I can grasp what you're saying. Doesn't mean you're going to be the one to marry her, but that you can see whether or not she possesses traits that would make her a good wife, in general.
I'm the same way with men, and it's saved me so much time/energy/heartache over the years. I can just sense in general if a man would be a good person with whom I'd want a relationship beyond casual conversation and/or a few dates. Then from there, I can tell if he has husband potential for me.

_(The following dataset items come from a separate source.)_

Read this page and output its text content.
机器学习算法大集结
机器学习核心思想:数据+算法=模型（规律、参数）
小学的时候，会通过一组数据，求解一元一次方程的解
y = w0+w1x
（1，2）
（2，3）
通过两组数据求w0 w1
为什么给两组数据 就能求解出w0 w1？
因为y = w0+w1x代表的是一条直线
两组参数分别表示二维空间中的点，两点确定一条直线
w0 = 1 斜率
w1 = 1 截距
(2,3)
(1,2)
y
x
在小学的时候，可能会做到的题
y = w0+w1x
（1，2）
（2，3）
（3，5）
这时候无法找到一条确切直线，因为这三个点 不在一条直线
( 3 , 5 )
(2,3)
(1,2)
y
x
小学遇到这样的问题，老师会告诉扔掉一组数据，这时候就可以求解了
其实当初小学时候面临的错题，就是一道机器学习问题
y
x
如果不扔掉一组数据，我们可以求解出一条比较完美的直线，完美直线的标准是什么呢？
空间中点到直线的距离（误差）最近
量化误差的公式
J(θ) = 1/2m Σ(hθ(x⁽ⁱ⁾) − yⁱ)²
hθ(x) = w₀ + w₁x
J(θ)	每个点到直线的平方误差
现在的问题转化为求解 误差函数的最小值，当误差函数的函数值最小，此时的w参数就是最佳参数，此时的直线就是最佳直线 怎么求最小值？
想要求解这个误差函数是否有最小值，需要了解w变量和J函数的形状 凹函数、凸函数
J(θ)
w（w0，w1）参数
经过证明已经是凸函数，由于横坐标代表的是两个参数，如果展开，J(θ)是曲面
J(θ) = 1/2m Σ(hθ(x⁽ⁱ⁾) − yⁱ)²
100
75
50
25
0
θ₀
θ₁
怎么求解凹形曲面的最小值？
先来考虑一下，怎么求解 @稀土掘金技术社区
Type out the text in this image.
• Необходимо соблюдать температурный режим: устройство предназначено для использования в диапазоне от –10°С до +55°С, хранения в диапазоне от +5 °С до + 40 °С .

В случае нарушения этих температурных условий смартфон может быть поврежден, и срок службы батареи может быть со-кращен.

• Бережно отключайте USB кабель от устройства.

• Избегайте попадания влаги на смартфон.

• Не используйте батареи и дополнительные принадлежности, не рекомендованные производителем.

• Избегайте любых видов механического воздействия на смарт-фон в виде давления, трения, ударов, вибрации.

People tell and show each other who they are, all the time. It's up to the individual to decide what's important to them/what their needs are and be honest with themselves and those around them. I'm a 28 year old single female, in the South. Yes it's 2016, but people will still side eye and ask questions if you're not in a serious relationship/married at a certain age. I had the opportunity from one guy, three times, when I was 19-22. I said no. Why? Because he wouldn't have made a good spouse for me. There were core beliefs I would've had to compromise in order to be his wife, and there's no way in hell I could honestly be at peace with myself and build the marriage/home I'd want for my family (children, someday) by living a lie just to say I'm married! No, that's not me. We looked great together, got along for the most part, and it sounded good in theory. In practice, it was another story and it didn't take me more than 6 months to know we could only ever be friends and connect intellectually/creatively. No Harlem, no foul... he's now happily married, and all is well.
There are just traits that make someone serious relationship material (kindness, honesty, humility, for example) and then there are traits that each person needs from their partner to feel fulfilled. It takes time, and there's levels to this.